Printemps de l'USF : sous le signe de l'innovation et du Big Data
430 personnes s'étaient donné rendez-vous le 19 mars dernier à Paris pour la 7ème édition de cet événement et assister aux conférences thématiques, aux ateliers et à l'assemblée générale de l'association des utilisateurs SAP francophones. Avec 24 ans d'existence, l'USF (club des Utilisateurs SAP Francophones) compte 45 groupes de travail animés par des bénévoles, qui tiennent quelque 120 réunions par an. L'USF, ce sont surtout 2 800 adhérents représentant près de 450 entreprises et plus de 3 500 participants aux réunions et événements organisés par l'association. Cette journée a également été l'occasion de dévoiler la nouvelle identité visuelle et le nouveau site internet de l'association, qui enregistre plus de 1000 connexions par semaine.
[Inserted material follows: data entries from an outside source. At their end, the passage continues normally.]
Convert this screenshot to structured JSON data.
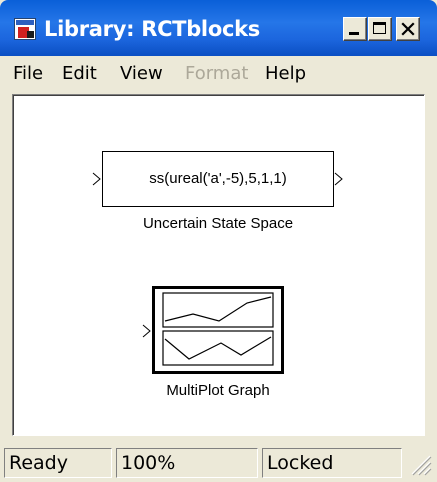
{
  "window": {
    "title": "Library: RCTblocks",
    "icon": "simulink-library-icon"
  },
  "title_buttons": {
    "minimize_icon": "minimize-icon",
    "maximize_icon": "maximize-icon",
    "close_icon": "close-icon"
  },
  "menu": {
    "items": [
      {
        "label": "File",
        "enabled": true
      },
      {
        "label": "Edit",
        "enabled": true
      },
      {
        "label": "View",
        "enabled": true
      },
      {
        "label": "Format",
        "enabled": false
      },
      {
        "label": "Help",
        "enabled": true
      }
    ]
  },
  "canvas": {
    "blocks": [
      {
        "type": "uncertain-state-space",
        "content": "ss(ureal('a',-5),5,1,1)",
        "label": "Uncertain State Space"
      },
      {
        "type": "multiplot-graph",
        "label": "MultiPlot Graph",
        "icon": "multiplot-graph-icon"
      }
    ]
  },
  "status": {
    "state": "Ready",
    "zoom": "100%",
    "lock": "Locked"
  },
  "colors": {
    "titlebar": "#0a5fd8",
    "chrome": "#ece9d8",
    "canvas": "#ffffff",
    "disabled_text": "#aca899"
  }
}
Une nouveauté cette année : la publication du premier rapport d'activité de l'histoire de l'association. Ce document retrace en images, en chiffres et en textes toute l'activité de 2012, depuis la carte d'identité de l'USF jusqu'à la liste exhaustive des commissions et groupes de travail en passant par des reportages sur l'événement du printemps 2012 et la convention de l'automne.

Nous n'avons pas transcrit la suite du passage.